The 'spine' is the colloquial name given to the national database of key information about patients' health and care. It forms the core of the NHS Care Records Service. It also supports other key elements of the national programme for IT (NPfIT), such as choose and book, the electronic prescriptions service, the summary care record and 'GP to GP' record transfer, each of them using the spine's messaging functionality as part of their own services.
Reports of service incidents for investigation fall into five levels of severity, ranging from those which have a significant adverse impact on the provision of the service (severity 1), to those comprising mere cosmetic flaws, for example on-screen misalignment of data (severity 5). They may involve intermittent failures or be unnoticed by the user since other, associated application functionality is unaffected. Similarly, the service incidents that do occur do not usually affect all users and may be quite localised.

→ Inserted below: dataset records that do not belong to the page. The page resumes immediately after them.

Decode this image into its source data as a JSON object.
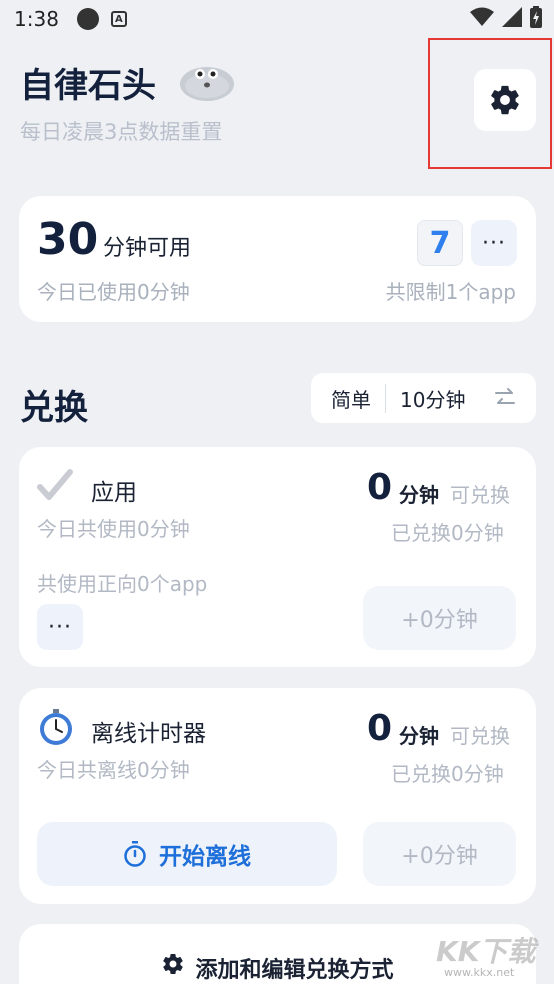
{
  "status_bar": {
    "time": "1:38",
    "a_icon": "A"
  },
  "header": {
    "title": "自律石头",
    "subtitle": "每日凌晨3点数据重置"
  },
  "summary": {
    "minutes": "30",
    "minutes_label": "分钟可用",
    "used_today": "今日已使用0分钟",
    "badge": "7",
    "more": "···",
    "limit_text": "共限制1个app"
  },
  "exchange": {
    "section_title": "兑换",
    "mode_simple": "简单",
    "mode_time": "10分钟"
  },
  "cards": [
    {
      "title": "应用",
      "sub1": "今日共使用0分钟",
      "sub2": "共使用正向0个app",
      "value": "0",
      "unit": "分钟",
      "exchangeable": "可兑换",
      "exchanged": "已兑换0分钟",
      "more": "···",
      "plus": "+0分钟"
    },
    {
      "title": "离线计时器",
      "sub1": "今日共离线0分钟",
      "value": "0",
      "unit": "分钟",
      "exchangeable": "可兑换",
      "exchanged": "已兑换0分钟",
      "start": "开始离线",
      "plus": "+0分钟"
    }
  ],
  "add_edit": "添加和编辑兑换方式",
  "watermark": {
    "brand": "KK下载",
    "url": "www.kkx.net"
  },
  "colors": {
    "accent": "#1e6fd9",
    "badge": "#2f80ed",
    "highlight": "#e53935"
  }
}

A breakdown of reported incidents by date and whether these were a result of a national service incident or were as a result of local circumstances, together with the period of service interruption, could be provided only at disproportionate cost. There is no evidence of any service incident having had a material impact on the quality of patient care.

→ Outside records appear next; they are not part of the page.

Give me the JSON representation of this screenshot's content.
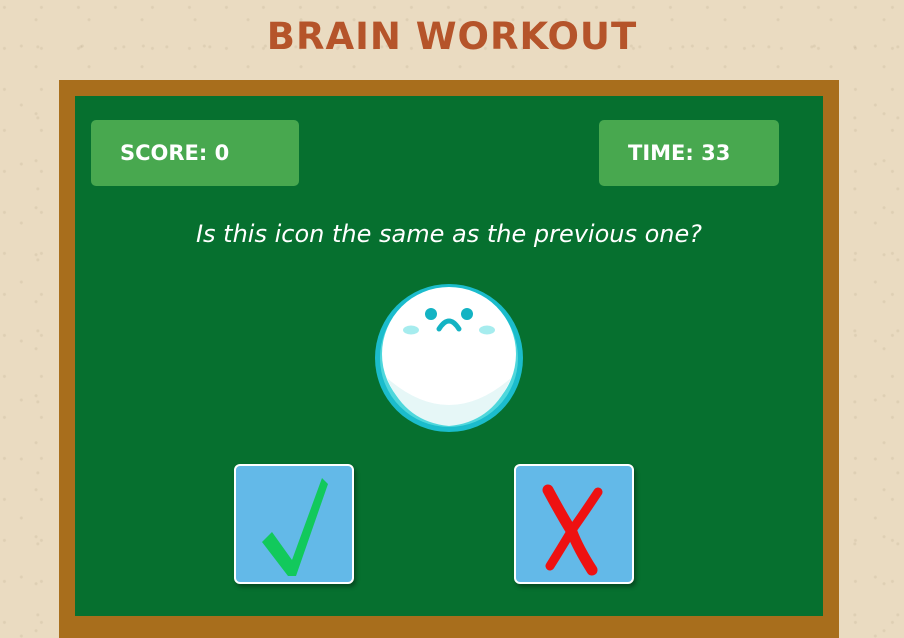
{
  "title": "BRAIN WORKOUT",
  "hud": {
    "score_text": "SCORE: 0",
    "time_text": "TIME: 33"
  },
  "question": "Is this icon the same as the previous one?",
  "current_icon": {
    "name": "sad-face-ball-icon",
    "outline_color": "#1bbccc",
    "face_color": "#ffffff"
  },
  "answers": {
    "yes_icon": "check-mark-icon",
    "no_icon": "red-x-icon"
  },
  "colors": {
    "background": "#eadbc1",
    "title": "#b5542a",
    "frame": "#a86e1c",
    "board": "#06702f",
    "hud_box": "#48a84f",
    "answer_button": "#63b9e8",
    "check": "#12c95c",
    "cross": "#ee1111"
  }
}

The service availability levels required under the spine contract are exceptionally demanding compared with those for information technology systems that preceded NPfiT. Since the first spine applications went live in July 2004, overall service availability has typically been continuously either at 100 per cent, or very close to 100 per cent, across the whole range of spine services. Details of service availability for spine services, measured against contracted target availability, is routinely published, and updated weekly, on the NHS Connecting for Health website at:
www.connectingforhealth.nhs.uk/newsroom/statistics/availability/ncrs_stats.